Co-author Lynn Goldman said researchers are concerned that they are learning how prevalent the compounds are just as they are getting a sense of their toxicity. The chemicals are used to make Teflon and a stain repellent for carpets.
"By the time we're becoming aware of the potential effect on public health, nearly everyone's exposed," Goldman said in an interview. "Once they're in the environment, we can't take them out of the environment."
Eight U.S. companies, including DuPont Co., agreed last year to virtually eliminate PFOA from consumer products by 2015.
Goldman said the scientists are trying to determine how the two compounds, which come from different sources, got in the babies' blood. "What we don't know about these products is how they're getting into people's bodies," she said.
-- Juliet Eilperin
Planet in 'Habitable' Zone Seen
Astronomers have identified the first planet outside our solar system that appears to be within the "habitable" zone of the star it orbits. While they did not find evidence of water to support life on the planet, which is about 130 trillion miles away, they concluded that liquids could exist there based on the power of its star and the planet's distance from it.
European astronomers who discovered the planet, named Gliese 581 C, said it orbits its star every 13 days, and so is quite close to it. But because the star is a red dwarf, smaller and less hot than the sun, the planet could have many, if not all, of the components that make up the Earth's water cycle -- including oceans, rivers, clouds and polar caps.
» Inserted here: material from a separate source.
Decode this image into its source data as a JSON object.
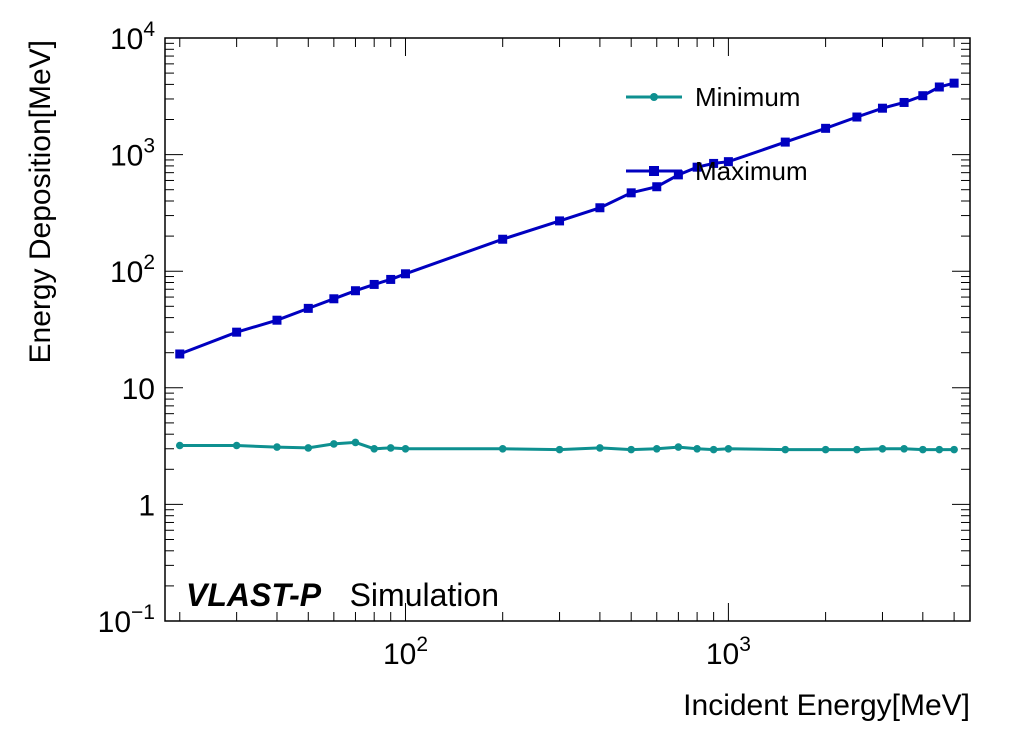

"On the treasure map of the universe, one would be tempted to mark this planet with an X," said Xavier Delfosse, a member of the European Southern Observatory team. Its paper has been submitted to the journal Astronomy & Astrophysics.
Astronomers found the new planet -- one of about 230 identified outside our solar system -- by observing the wobble its gravity causes in the star it orbits, using a 141-inch-diameter telescope at the European observatory in La Silla, Chile.
While detection by "wobble" can tell astronomers the mass of a planet, they have to catch it passing in front of its star to determine its size and density and whether it has an atmosphere. Astronomers estimated that Gliese 581 C is about half as large as the Earth. Two years ago, the same team discovered a Neptune-size planet orbiting closer to the same star.